As expected, the Spring market usually has the most activity, as illustrated by the peaks each year between April to June. However, this year we only hit about 67%of the sales that we hit last year (1,574 in 2018 compared to 2,324 in 2017). This is precisely why you are seeing some news headlines that read something like “real estate sales down 33% (100% – 67%)”.

This second graph below shows the number of active listings from 2012 to 2018. Again, the red line represents year-to-date 2018.

Graph D – Number of Condo Listings By Month from 2012-2018

In order to generate sales, we need listings; if there’s no listing, then there’s nothing to sell. You can see that we had slightly more listings in 2018 vs 2017, but one of the reasons the prices jumped the way it did last year was because the demand for properties completely outpaced the amount of supply (i.e., due to a low number of listings). As evident from the graph, all of the years prior to 2017 had plenty of supply, with upwards of 5,000 listings at the peaks in Graph D compared to 2,130 listings in April 2018. To be in a healthy market, demand needs to be balanced with supply.

The Demand Says List It!
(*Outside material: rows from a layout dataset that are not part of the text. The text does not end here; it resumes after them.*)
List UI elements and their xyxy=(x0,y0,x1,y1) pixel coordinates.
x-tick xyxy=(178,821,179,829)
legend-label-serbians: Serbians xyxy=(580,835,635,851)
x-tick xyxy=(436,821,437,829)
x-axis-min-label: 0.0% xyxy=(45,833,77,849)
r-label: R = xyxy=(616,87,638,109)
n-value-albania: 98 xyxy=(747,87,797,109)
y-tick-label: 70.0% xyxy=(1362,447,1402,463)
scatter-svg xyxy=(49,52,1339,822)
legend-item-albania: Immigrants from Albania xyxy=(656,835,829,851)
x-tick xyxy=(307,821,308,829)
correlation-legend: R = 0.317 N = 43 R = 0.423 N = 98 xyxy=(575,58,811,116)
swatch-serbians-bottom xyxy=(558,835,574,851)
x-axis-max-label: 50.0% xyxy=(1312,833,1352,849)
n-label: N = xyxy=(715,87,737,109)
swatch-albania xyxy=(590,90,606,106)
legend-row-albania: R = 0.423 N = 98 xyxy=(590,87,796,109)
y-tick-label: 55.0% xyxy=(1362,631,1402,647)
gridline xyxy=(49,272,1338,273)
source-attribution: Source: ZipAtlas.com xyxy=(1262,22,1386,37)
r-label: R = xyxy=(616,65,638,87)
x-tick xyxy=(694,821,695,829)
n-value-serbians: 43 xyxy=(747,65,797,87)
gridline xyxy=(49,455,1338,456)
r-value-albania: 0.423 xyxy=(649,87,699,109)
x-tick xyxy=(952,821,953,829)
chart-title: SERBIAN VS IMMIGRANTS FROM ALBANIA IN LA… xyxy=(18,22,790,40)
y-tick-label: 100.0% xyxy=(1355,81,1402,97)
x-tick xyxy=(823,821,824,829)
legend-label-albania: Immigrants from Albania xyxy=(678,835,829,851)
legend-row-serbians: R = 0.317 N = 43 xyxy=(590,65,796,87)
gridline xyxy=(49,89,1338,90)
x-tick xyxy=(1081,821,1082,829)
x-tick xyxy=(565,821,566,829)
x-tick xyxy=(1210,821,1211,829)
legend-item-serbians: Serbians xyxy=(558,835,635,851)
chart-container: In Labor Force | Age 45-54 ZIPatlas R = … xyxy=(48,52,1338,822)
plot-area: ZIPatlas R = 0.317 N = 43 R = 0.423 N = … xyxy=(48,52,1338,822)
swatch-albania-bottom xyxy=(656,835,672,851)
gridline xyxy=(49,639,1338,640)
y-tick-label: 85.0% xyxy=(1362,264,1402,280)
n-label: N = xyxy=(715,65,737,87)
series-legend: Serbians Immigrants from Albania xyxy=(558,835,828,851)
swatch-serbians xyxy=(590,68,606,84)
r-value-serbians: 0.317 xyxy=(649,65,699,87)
This last chart below highlights the Sales to New Listings Ratio (SNLR) in the last 3 April months (2016-2018).

Historically speaking, if the SNLR is over 50%, then this would indicate a seller’s market whereas if the SNLR is below 50%, it would be a buyer’s market. The sales to new listing ratio was about 55% in April of 2016, which signifies a super healthy and balanced market – this is why we deemed 2016 to be a normal year for the purposes of being a point of reference. In April of 2017, the SNLR was an absurd 121%, which means that there were more sales than new listings. You may be wondering, well how is that possible? This means that listings from the previous months that didn’t get sold was subsequently purchased in April 2017. Now, let’s take a look at this year’s condo SNLR. For the month of April 2018, we’re at a strong 73%, which is clearly indicative of the demand for Toronto condos.

Unless there is more supply, this demand isn’t going away anytime soon. With the City of Toronto slowing down the residential development process, we could very well be in a supply crunch for the foreseeable future.

The Wrap – To conclude, it is fairly obvious that the Toronto condo market is very, very strong right now and it will likely continue as this is the only means of affordable housing for the average person. Is this a peak for condos and are the pessimists right that a crash is looming? Based on all of the stats so far, this is likely not the last of the peak. Prices will continue to rise as we have yet to get to the point where buying any property for the average person is impossible.

In a few years though, if the same overall trend continues, the current entry condo purchasers may very well become permanent renters. It’s really a matter of either owning assets that go with the market, such as real estate and stocks, or otherwise forever chasing these assets with an income that won’t increase nearly as fast.